Further, no geographic market orientation is available in regards to where the EU regulatory strategy should be executed since no market analysis data is available. Too often, regulatory clinical data is collected in geographic markets that do not align with the much later developed reimbursement analysis and commercial strategy.

At Qmed Consulting, we provide emerging device entities complete Clinical Research Organization (CRO) services according to the Innovation Commerce concept. From idea to revenue, EU commercial healthcare research is used to lead the innovation process.

Every emerging device is as unique as the innovation it delivers. Therefore, the Innovation Commerce concept begins with the idea phase by determining the innovation’s unique value for its EU market decision-makers. Initial market research provides credibility to the innovation and documents its EU market potential. Further, the Innovation Commerce concept defines what clinical and economic evidence is needed to demonstrate its unique value in specific EU regions.

With every successful application of the Innovation Commerce concept, we achieve significant increases in the probability of calculating realistic sales targets and reaching them in Europe. Which ultimately leads to faster revenue growth.

Best Practices

Collaboration with a Commercial Healthcare CRO service provider has many advantages. It is critical, however, to find a good fit. To find a good fit, emerging device entities need to evaluate partners based on accepted best practices to ensure a productive and mutually beneficial outcome of proposed projects.
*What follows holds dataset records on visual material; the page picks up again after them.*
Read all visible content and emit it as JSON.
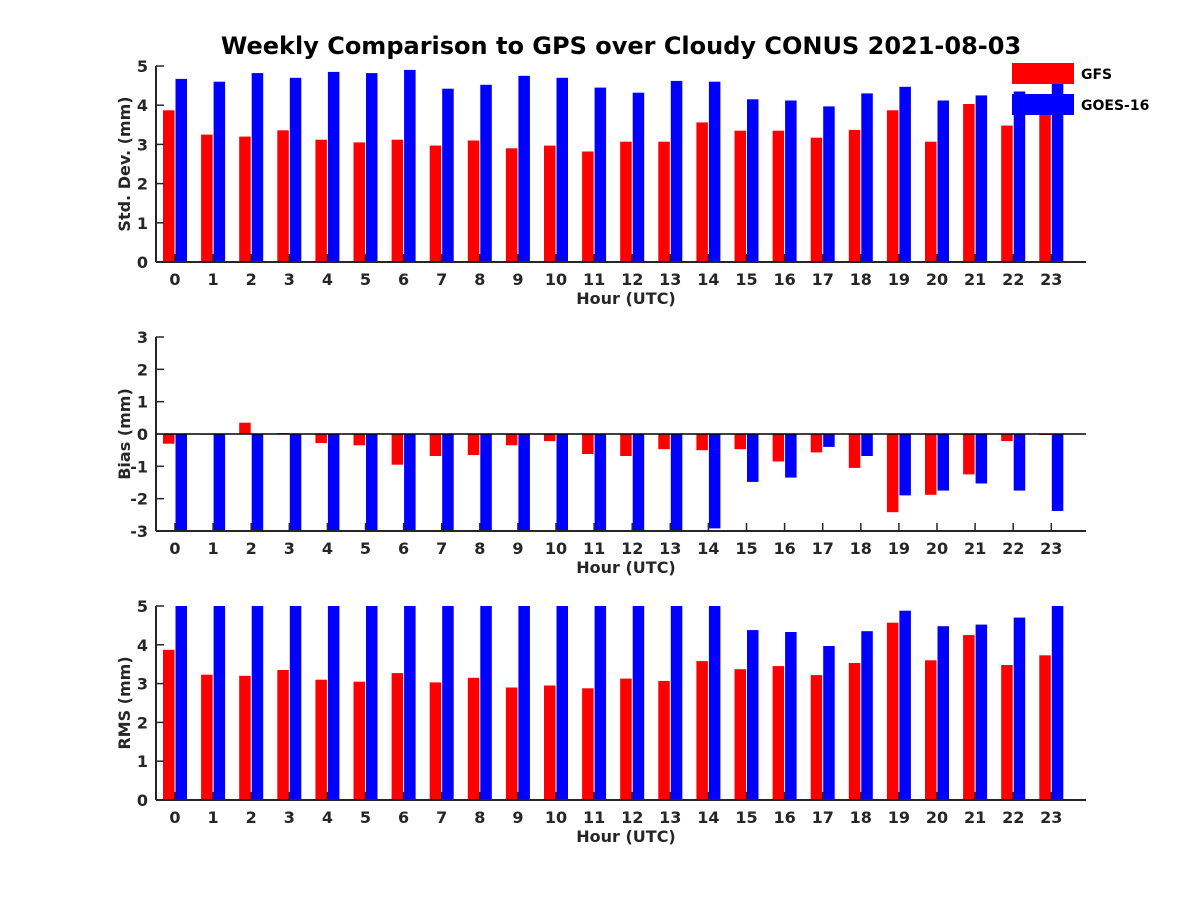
{
  "figure": {
    "title": "Weekly Comparison to GPS over Cloudy CONUS 2021-08-03"
  },
  "colors": {
    "GFS": "#ff0000",
    "GOES-16": "#0000ff",
    "axis": "#262626"
  },
  "legend": {
    "placement": "top-right",
    "entries": [
      "GFS",
      "GOES-16"
    ]
  },
  "chart_data": [
    {
      "type": "bar",
      "title": "",
      "xlabel": "Hour (UTC)",
      "ylabel": "Std. Dev. (mm)",
      "ylim": [
        0,
        5
      ],
      "yticks": [
        0,
        1,
        2,
        3,
        4,
        5
      ],
      "grid": false,
      "categories": [
        "0",
        "1",
        "2",
        "3",
        "4",
        "5",
        "6",
        "7",
        "8",
        "9",
        "10",
        "11",
        "12",
        "13",
        "14",
        "15",
        "16",
        "17",
        "18",
        "19",
        "20",
        "21",
        "22",
        "23"
      ],
      "series": [
        {
          "name": "GFS",
          "values": [
            3.87,
            3.25,
            3.2,
            3.36,
            3.12,
            3.05,
            3.12,
            2.97,
            3.1,
            2.9,
            2.97,
            2.82,
            3.07,
            3.07,
            3.56,
            3.35,
            3.35,
            3.17,
            3.37,
            3.87,
            3.07,
            4.03,
            3.48,
            3.9
          ]
        },
        {
          "name": "GOES-16",
          "values": [
            4.67,
            4.6,
            4.82,
            4.7,
            4.85,
            4.82,
            4.9,
            4.42,
            4.52,
            4.75,
            4.7,
            4.45,
            4.32,
            4.62,
            4.6,
            4.15,
            4.12,
            3.97,
            4.3,
            4.47,
            4.12,
            4.25,
            4.35,
            4.7
          ]
        }
      ]
    },
    {
      "type": "bar",
      "title": "",
      "xlabel": "Hour (UTC)",
      "ylabel": "Bias (mm)",
      "ylim": [
        -3,
        3
      ],
      "yticks": [
        -3,
        -2,
        -1,
        0,
        1,
        2,
        3
      ],
      "grid": false,
      "zero_line": true,
      "categories": [
        "0",
        "1",
        "2",
        "3",
        "4",
        "5",
        "6",
        "7",
        "8",
        "9",
        "10",
        "11",
        "12",
        "13",
        "14",
        "15",
        "16",
        "17",
        "18",
        "19",
        "20",
        "21",
        "22",
        "23"
      ],
      "series": [
        {
          "name": "GFS",
          "values": [
            -0.3,
            0.0,
            0.35,
            0.03,
            -0.28,
            -0.35,
            -0.95,
            -0.68,
            -0.65,
            -0.35,
            -0.22,
            -0.62,
            -0.68,
            -0.47,
            -0.5,
            -0.47,
            -0.85,
            -0.57,
            -1.05,
            -2.42,
            -1.88,
            -1.25,
            -0.22,
            -0.03
          ]
        },
        {
          "name": "GOES-16",
          "values": [
            -3.0,
            -3.0,
            -3.0,
            -3.0,
            -3.0,
            -3.0,
            -3.0,
            -3.0,
            -3.0,
            -3.0,
            -3.0,
            -3.0,
            -3.0,
            -3.0,
            -2.92,
            -1.48,
            -1.35,
            -0.4,
            -0.68,
            -1.9,
            -1.75,
            -1.53,
            -1.75,
            -2.38
          ]
        }
      ]
    },
    {
      "type": "bar",
      "title": "",
      "xlabel": "Hour (UTC)",
      "ylabel": "RMS (mm)",
      "ylim": [
        0,
        5
      ],
      "yticks": [
        0,
        1,
        2,
        3,
        4,
        5
      ],
      "grid": false,
      "categories": [
        "0",
        "1",
        "2",
        "3",
        "4",
        "5",
        "6",
        "7",
        "8",
        "9",
        "10",
        "11",
        "12",
        "13",
        "14",
        "15",
        "16",
        "17",
        "18",
        "19",
        "20",
        "21",
        "22",
        "23"
      ],
      "series": [
        {
          "name": "GFS",
          "values": [
            3.87,
            3.23,
            3.2,
            3.35,
            3.1,
            3.05,
            3.27,
            3.03,
            3.15,
            2.9,
            2.95,
            2.88,
            3.13,
            3.07,
            3.58,
            3.37,
            3.45,
            3.22,
            3.53,
            4.57,
            3.6,
            4.25,
            3.48,
            3.73
          ]
        },
        {
          "name": "GOES-16",
          "values": [
            5.0,
            5.0,
            5.0,
            5.0,
            5.0,
            5.0,
            5.0,
            5.0,
            5.0,
            5.0,
            5.0,
            5.0,
            5.0,
            5.0,
            5.0,
            4.38,
            4.33,
            3.97,
            4.35,
            4.88,
            4.48,
            4.52,
            4.7,
            5.0
          ]
        }
      ]
    }
  ]
}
Some of these best practices are listed below.

Excellent track record

A company with a successful track record in collaboration is a better choice than a company that does not. A careful analysis of case studies of previous engagements is one way to evaluate a CRO, specifically emphasizing project similar to those you wish to pursue. Companies with good track records will also have a good reputation in the industry, and will be actively engaged in their markets (attending tradeshows or conferences, routinely giving talks, and teaching on their know-how, for example).

Commercial Healthcare capability

Commercial Healthcare capability and a senior CRO team, supplemented by a proven budget controlling system, are all important factors when choosing a CRO. The objective of hiring a CRO with commercial healthcare capability is faster time to market—from idea through regulatory approval to revenue. It is also important to note that you should not see each other´s commercial capability or regulatory/quality/clinical team as competition, but as a resource to make the best choices to the development at hand.

Multidisciplinary expertise

Many emerging device entities, when seeking a CRO, are narrowly focused. They identify service needs, and seek a CRO that can provide them just these specific service needs. However, it has been confirmed that studying a challenge from many perspectives and through a multidisciplinary team yields the best results.

Ability to adapt

For a constructive collaboration, projects should have clear, precise, and measurable outcomes. This can be done phase-by-phase with specific milestones clearly known at finite periods of time. However, this does not mean the relationship has to be inflexible. Flexibility is important when unexpected outcomes arise. A CRO should be able to adapt to new directions as process is achieved, and should be open to revisit and rewrite objectives if the need arises.

Human element

The human aspect of collaboration is often neglected but should be an important factor when making a decision about potential CRO. Communication between individuals is key, as people need to talk to each other and not past each other. An open, honest engagement occurs when both companies are seeking the same goal and recognizing that neither company is going to succeed alone. It needs to be a true collaborative effort by all individuals in the team. Finding a CRO who has experience working with different client cultures is a plus.